Digital Operational Resilience Act (DORA): Challenges and Opportunities for Financial Institutions
Introduction
As of January 17, 2025, all EU financial institutions are required to implement the Digital Operational Resilience Act (DORA), a new EU regulation aimed at increasing cybersecurity in the financial sector. A recent survey by metafinanz found that the average implementation rate in medium-sized financial companies is around 45%, with none of the surveyed organizations expecting to meet the deadline.
The biggest challenges
The authors of the study attributed this to the late publication of technical standards with detailed regulations. According to the German Insurance Association (GDV), some technical details are still unclear. One of the key points is the management of third-party risks. Financial institutions must not only control internal IT risks but also consider threats from third-party providers and their subcontractors. "For contract management with service providers, the outstanding specifications for sub-contracting need to be finalized quickly," said Jörg Asmussen, Chief Executive of GDV.

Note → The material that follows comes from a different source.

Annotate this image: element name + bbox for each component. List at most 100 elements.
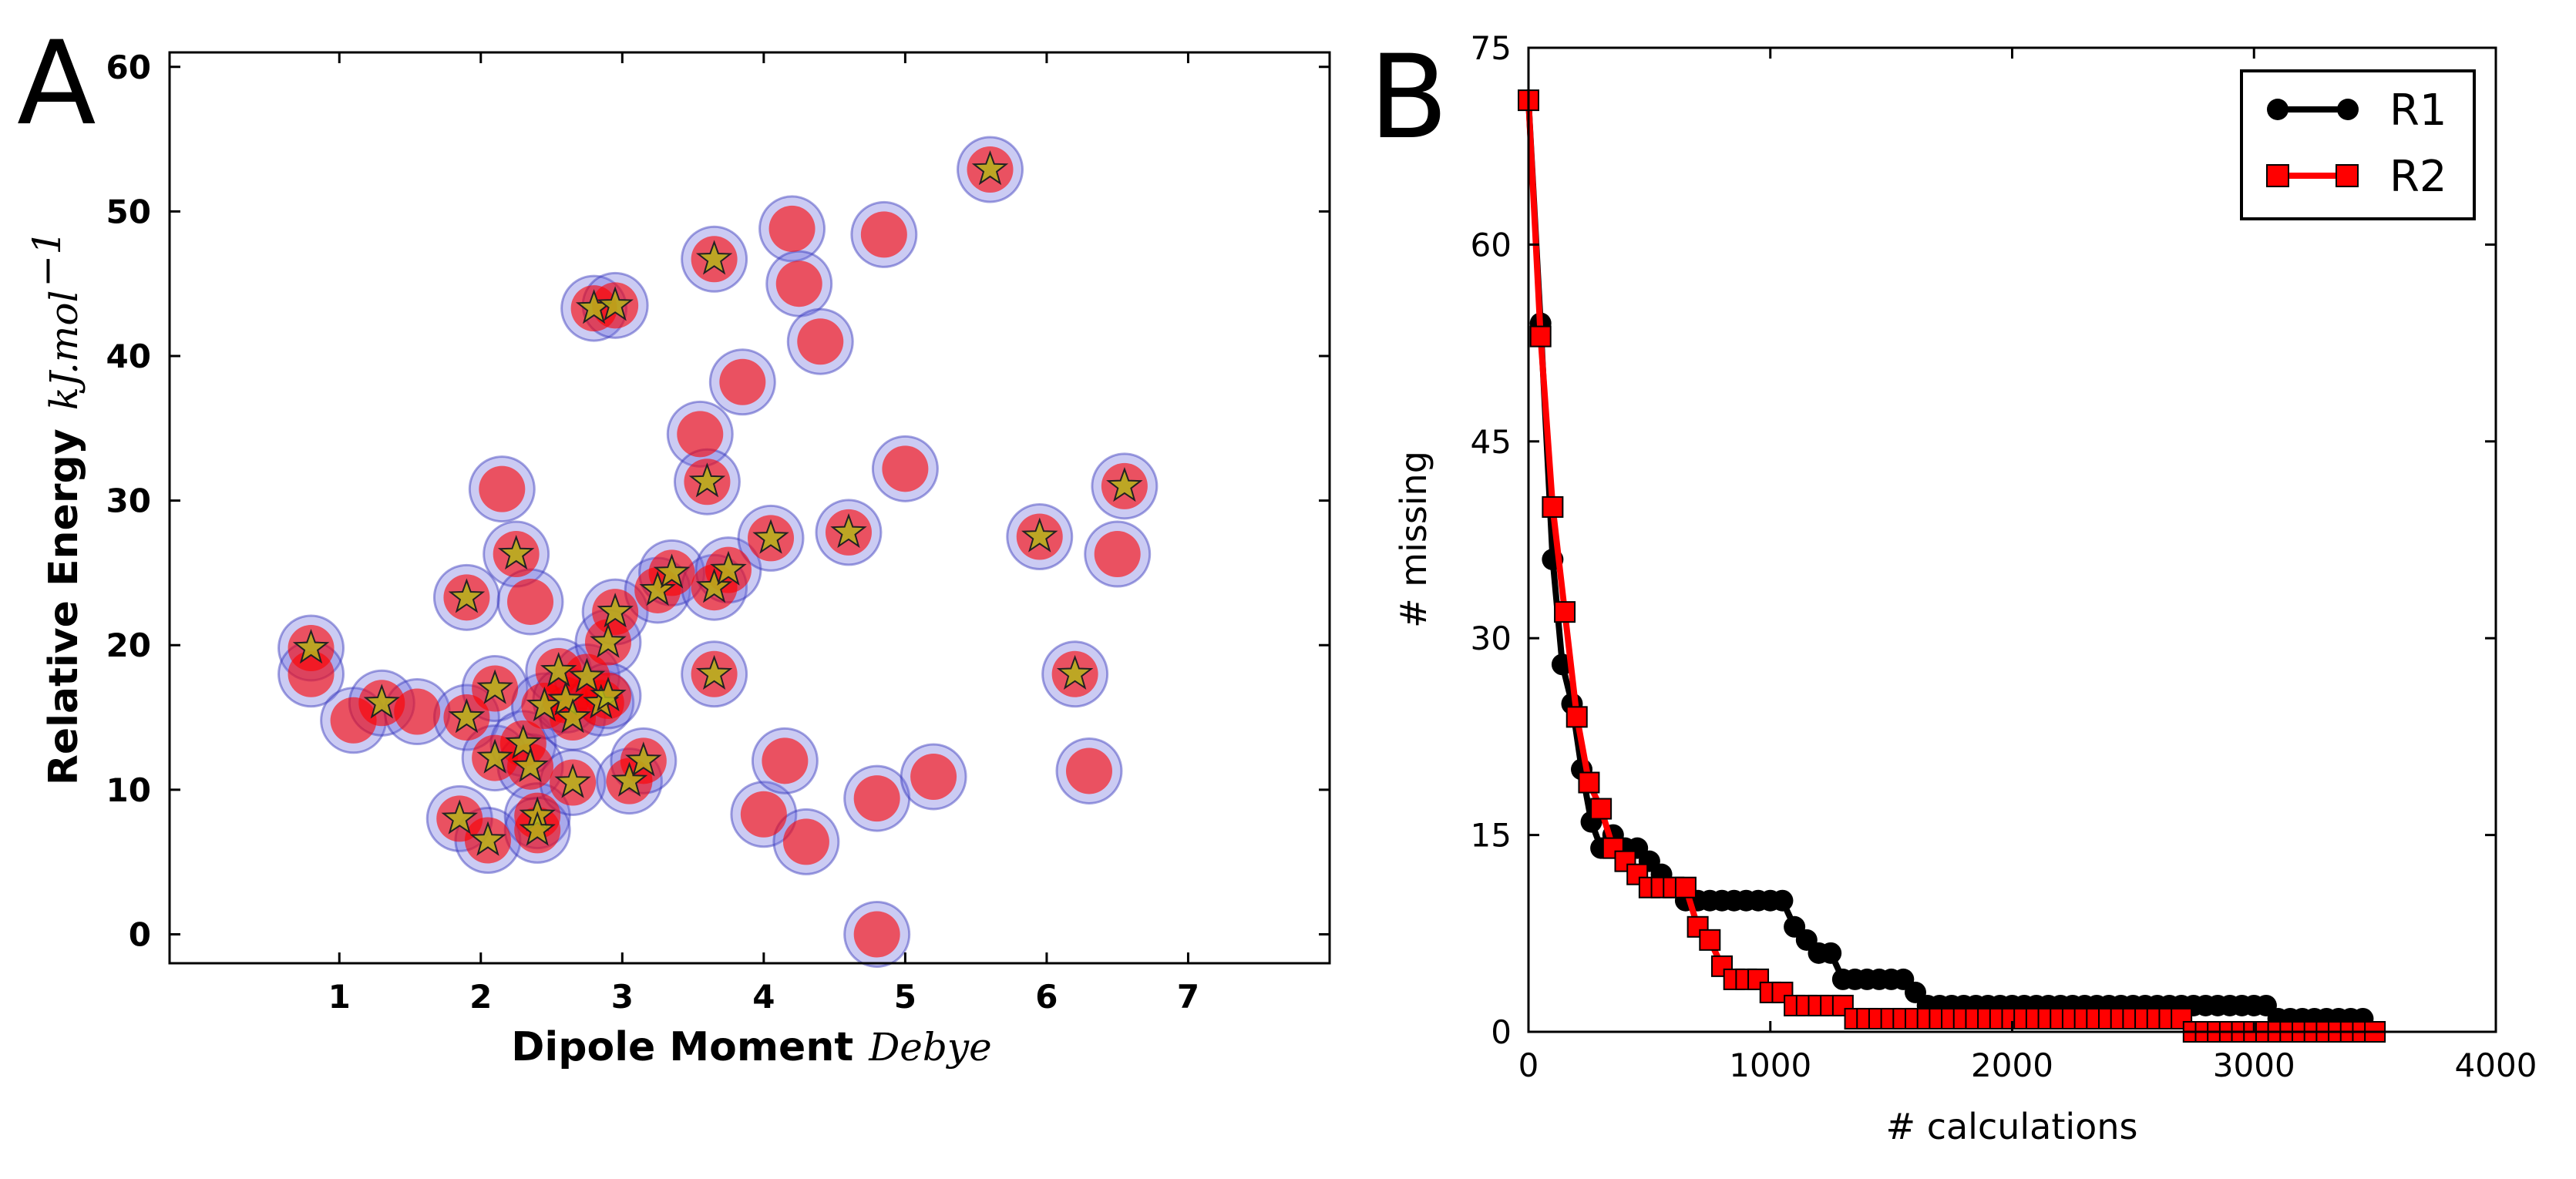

The need for a clear focus on long-term resilience
Ron Kneffel, Chairman of the CISO Alliance, confirmed that many companies have not yet completed all the necessary measures. "The biggest hurdles remain in renegotiating existing contracts with IT service providers and partners, as well as creating and maintaining detailed information registers," he explained. "The integration of new regulatory requirements into existing processes is a significant challenge, particularly without disrupting ongoing business operations."
The estimated costs for implementation
The estimated costs for implementation will vary. "The expenses depend on the complexity of the requirements, which will range from moderate to high," said Kneffel.
DORA can be costly if not implemented on time
According to Versicherungswirtschaft Heute, DORA can be expensive if not implemented by January 17. The fine from the financial supervisory authority Bafin depends on the financial institution’s behavior.
Opportunities for improvement
Kneffel sees a silver lining in the use of IT-supported solutions and outsourcing IT security services. "Specialized tools and services are being used, and the potential of artificial intelligence (AI) is being evaluated. These technologies offer enormous potential to accelerate compliance processes and optimize them, although their implementation requires additional resources."
Conclusion
The implementation of DORA presents both challenges and opportunities for financial institutions. While the process may be complex and time-consuming, the benefits of increased cybersecurity and operational resilience are well worth the effort. By prioritizing the remaining tasks, coordinating between departments, and focusing on long-term sustainability, financial institutions can overcome the hurdles and achieve the desired level of digital resilience.
FAQs
- What is the Digital Operational Resilience Act (DORA)?
DORA is a new EU regulation aimed at increasing cybersecurity in the financial sector. - What is the deadline for implementing DORA?
The deadline is January 17, 2025. - What are the biggest challenges in implementing DORA?
The biggest challenges include the late publication of technical standards, the need to renegotiate existing contracts, and the integration of new regulatory requirements into existing processes. - What are the estimated costs for implementation?
The estimated costs will vary, ranging from moderate to high, depending on the complexity of the requirements. - Can DORA be implemented too late?
Yes, if not implemented on time, DORA can be expensive, with fines from the financial supervisory authority Bafin. - What are the opportunities for improvement?
The use of IT-supported solutions and outsourcing IT security services can help overcome the challenges, with the potential for artificial intelligence (AI) to accelerate compliance processes and optimize them.